Role of CRACi in LAR and EAR

To explore whether CRACi plays a role in asthmatic symptoms, we recorded LAR and EAR in the model system. As previously shown (2, 3) antigen challenge caused a marked increase in breathing distress several hours after the antigen challenge (visual and audible signs correlating with changes in penH) (Figure 6). This model of LAR was significantly attenuated by both Synta 66 and the glucocorticosteroid (Figure 6). The immediate change in lung function observed after antigen challenge (EAR) was inhibited by a combination of 5-HT and cys-LT antagonist (Figure 7), as previously reported (6). As expected Synta 66 and acutely administered budesonide failed to impact on the EAR signal (Figure 8).


Currently over 200 million people suffer from asthma and it is responsible for around 250,000 deaths each year (ref – GINA). There is therefore an urgent need to develop safe and effective treatments (add ref). The data suggests that blockade of the CRAC channel may be an effective therapy for reducing airway inflammation associated with asthma and combating changes in lung function These experiments showed that in primary human lung lymphocytes, harvested from healthy subjects and patients with severe asthma, blocking the CRAC channel inhibited the production of cytokines known to be associated with the clinical disease. Furthermore we go on to show the same tool is capable of attenuating the airway inflammation and compromised lung function in a pre-clinical model of allergic asthma.

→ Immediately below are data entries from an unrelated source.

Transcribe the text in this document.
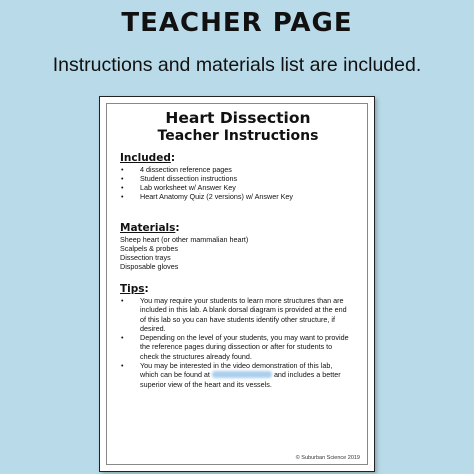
TEACHER PAGE
Instructions and materials list are included.
Heart Dissection
Teacher Instructions
Included:
• 4 dissection reference pages
• Student dissection instructions
• Lab worksheet w/ Answer Key
• Heart Anatomy Quiz (2 versions) w/ Answer Key
Materials:
Sheep heart (or other mammalian heart)
Scalpels & probes
Dissection trays
Disposable gloves
Tips:
• You may require your students to learn more structures than are included in this lab. A blank dorsal diagram is provided at the end of this lab so you can have students identify other structure, if desired.
• Depending on the level of your students, you may want to provide the reference pages during dissection or after for students to check the structures already found.
• You may be interested in the video demonstration of this lab, which can be found at	and includes a better superior view of the heart and its vessels.
© Suburban Science 2019
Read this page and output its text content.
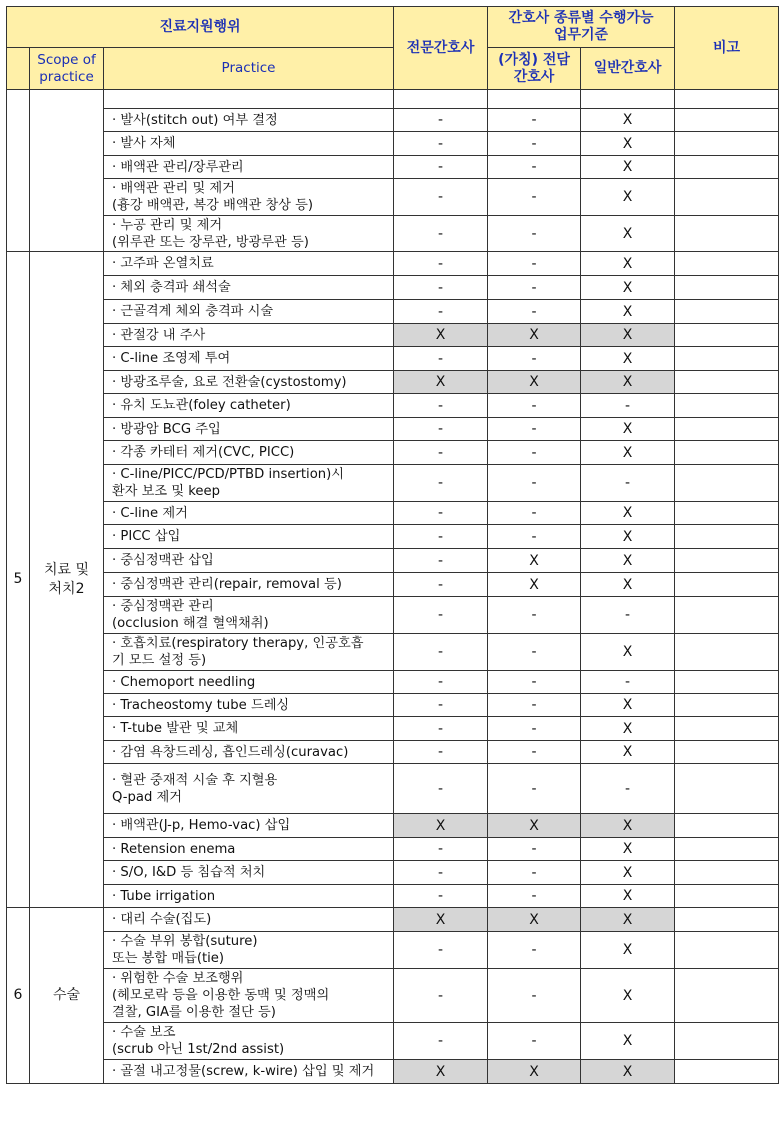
진료지원행위			전문간호사	간호사 종류별 수행가능 업무기준		비고

	Scope of practice	Practice		(가칭) 전담간호사	일반간호사	

		· 발사(stitch out) 여부 결정	-	-	X	
		· 발사 자체	-	-	X	
		· 배액관 관리/장루관리	-	-	X	
		· 배액관 관리 및 제거
(흉강 배액관, 복강 배액관 창상 등)	-	-	X	
		· 누공 관리 및 제거
(위루관 또는 장루관, 방광루관 등)	-	-	X	
5	치료 및 처치2	· 고주파 온열치료	-	-	X	
		· 체외 충격파 쇄석술	-	-	X	
		· 근골격계 체외 충격파 시술	-	-	X	
		· 관절강 내 주사	X	X	X	
		· C-line 조영제 투여	-	-	X	
		· 방광조루술, 요로 전환술(cystostomy)	X	X	X	
		· 유치 도뇨관(foley catheter)	-	-	-	
		· 방광암 BCG 주입	-	-	X	
		· 각종 카테터 제거(CVC, PICC)	-	-	X	
		· C-line/PICC/PCD/PTBD insertion)시
환자 보조 및 keep	-	-	-	
		· C-line 제거	-	-	X	
		· PICC 삽입	-	-	X	
		· 중심정맥관 삽입	-	X	X	
		· 중심정맥관 관리(repair, removal 등)	-	X	X	
		· 중심정맥관 관리
(occlusion 해결 혈액채취)	-	-	-	
		· 호흡치료(respiratory therapy, 인공호흡
기 모드 설정 등)	-	-	X	
		· Chemoport needling	-	-	-	
		· Tracheostomy tube 드레싱	-	-	X	
		· T-tube 발관 및 교체	-	-	X	
		· 감염 욕창드레싱, 흡인드레싱(curavac)	-	-	X	
		· 혈관 중재적 시술 후 지혈용
Q-pad 제거	-	-	-	
		· 배액관(J-p, Hemo-vac) 삽입	X	X	X	
		· Retension enema	-	-	X	
		· S/O, I&D 등 침습적 처치	-	-	X	
		· Tube irrigation	-	-	X	
6	수술	· 대리 수술(집도)	X	X	X	
		· 수술 부위 봉합(suture)
또는 봉합 매듭(tie)	-	-	X	
		· 위험한 수술 보조행위
(헤모로락 등을 이용한 동맥 및 정맥의
결찰, GIA를 이용한 절단 등)	-	-	X	
		· 수술 보조
(scrub 아닌 1st/2nd assist)	-	-	X	
		· 골절 내고정물(screw, k-wire) 삽입 및 제거	X	X	X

Lymphocytes are thought to be central to the pathogenesis and symptoms associated with asthma (general refs). The CD4 Th-2 subtype have been reported to be increased in the airway of mild/moderate asthmatics (refs); whereas in the more severe end of the disease spectrum reports show the presences of Th-1 and Th-17 subtypes (refs). In pre-clinical model systems various groups have shown the central from of lymphocytes in the development and maintenance of the allergic phenotype (refs). This has led to a great deal of research effort geared towards targeting this cell type in the search for new asthma therapies (refs). As discussed the CRAC-NFAT axis has been shown to be central to mediator production by lymphocytes. Indeed CRAC channel inhibition has previously been shown to inhibit IFN-γ, IL-6, IL-17 and TNFα in human T cells [12], and cytokine release from COPD lung lymphocytes. [13]. Our data in primary human lung lymphocytes confirms previous data and extends the findings to cells from asthma patients with the more severe disease. Indeed, we observed a relatively large effect of the CRAC channel inhibitor on IL-17 production. We have previously shown that corticosteroids have a relatively limited effect on IL-17 production in lymphocytes from these moderate to severe asthma patients (ref). Thus it is possible that this class of compound may be a potential therapeutic option in the context of targeting IL-17 associated neutrophilic airway inflammation.